Если врач не может быстро и четко разместить манжету тонометра на руке пациента, скорее всего, он новичок.
Пока я печатал, мои ладони немного вспотели. Что, если у этого мужчины были и другие проблемы – не указанные в списке? Пациенты, как правило, уделяют основное внимание тому, что они чувствуют – например, ноющей боли в колене, – но не тому, что почувствовать не могут, например диабету или гипертонии. Как вообще я мог охватить все старые и новые проблемы за один короткий прием? Пока компьютер выполнял поиск, мои мысли снова вернулись к Карлу Гладстону, как это случалось в любую свободную секунду: «Будет ли он в порядке?»

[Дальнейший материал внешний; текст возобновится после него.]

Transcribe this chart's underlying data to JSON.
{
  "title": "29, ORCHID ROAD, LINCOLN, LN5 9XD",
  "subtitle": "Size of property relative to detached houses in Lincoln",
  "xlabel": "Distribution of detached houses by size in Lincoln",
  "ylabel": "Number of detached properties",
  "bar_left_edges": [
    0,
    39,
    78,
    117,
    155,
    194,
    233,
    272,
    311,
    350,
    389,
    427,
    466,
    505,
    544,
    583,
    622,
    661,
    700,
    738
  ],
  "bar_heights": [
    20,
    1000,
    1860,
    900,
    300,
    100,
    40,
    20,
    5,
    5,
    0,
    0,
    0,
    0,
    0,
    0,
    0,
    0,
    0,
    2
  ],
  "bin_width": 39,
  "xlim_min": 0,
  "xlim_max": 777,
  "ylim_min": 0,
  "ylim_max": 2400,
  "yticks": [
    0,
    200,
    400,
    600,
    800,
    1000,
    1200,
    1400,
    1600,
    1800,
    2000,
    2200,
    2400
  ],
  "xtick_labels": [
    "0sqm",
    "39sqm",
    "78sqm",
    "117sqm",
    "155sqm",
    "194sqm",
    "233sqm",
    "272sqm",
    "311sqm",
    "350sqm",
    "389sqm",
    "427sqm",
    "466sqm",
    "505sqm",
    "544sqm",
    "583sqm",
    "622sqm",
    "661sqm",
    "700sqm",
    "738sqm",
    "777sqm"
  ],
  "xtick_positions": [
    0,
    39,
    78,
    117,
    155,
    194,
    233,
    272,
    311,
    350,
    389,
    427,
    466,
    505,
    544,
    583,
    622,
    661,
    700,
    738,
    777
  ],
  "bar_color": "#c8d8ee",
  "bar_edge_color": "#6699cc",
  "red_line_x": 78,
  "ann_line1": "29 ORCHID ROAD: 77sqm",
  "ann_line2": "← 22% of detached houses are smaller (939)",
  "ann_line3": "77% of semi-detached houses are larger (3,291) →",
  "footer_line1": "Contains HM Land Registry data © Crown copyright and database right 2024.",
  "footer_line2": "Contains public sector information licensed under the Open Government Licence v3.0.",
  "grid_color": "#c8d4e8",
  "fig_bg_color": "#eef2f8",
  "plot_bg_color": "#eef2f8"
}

Я должен был что-то сказать.
После двадцати проведенных в растерянности минут я успел изучить историю болезни пациента лишь на треть и тем не менее, сидя за большим столом, все-таки чувствовал себя настоящим врачом, во всяком случае в большей мере, чем в отделении кардиореанимации. Ощутив легкий прилив вдохновения, я подскочил со своего кресла и решил попробовать манжету тонометра в деле. В медицинской школе это хитроумное приспособление всегда казалось мне каким-то неподатливым, и я по опыту знал: если начну возиться с манжетой, пациент сразу же поймет, что я в этом деле новичок. Убедившись, что без проблем могу одной рукой удерживать на месте стетоскоп, другой при этом сжимать грушу тонометра, я вернулся к истории болезни. Спустя еще пятнадцать минут отчаянных поисков справочной информации мне пришлось закрыть глаза.
Неужели и правда можно было запомнить и сохранить в памяти все эти знания? И что более важно – была ли в этом такая необходимость? Или же врачи помнили лишь самое главное и попросту подглядывали все остальное по ходу дела? Казалось, будто Байо уже все было не в новинку, словно он принимал решения, отталкиваясь исключительно от опыта. Я углубился в записи, постепенно теряя всякую надежду во всем разобраться, как вдруг в дверь постучали.
– Доктор Маккарти, – сказала администратор, – пришел пациент, записанный на час.
– Хорошо, – ответил я. – Замечательно.
– Будете его принимать? – спросила она.
Взглянув на свой блокнот, я на мгновение задумался, будет ли приемлем какой-либо ответ, помимо утвердительного. По правде говоря, мне нужен был как минимум еще один час, чтобы почувствовать себя готовым принимать пациента.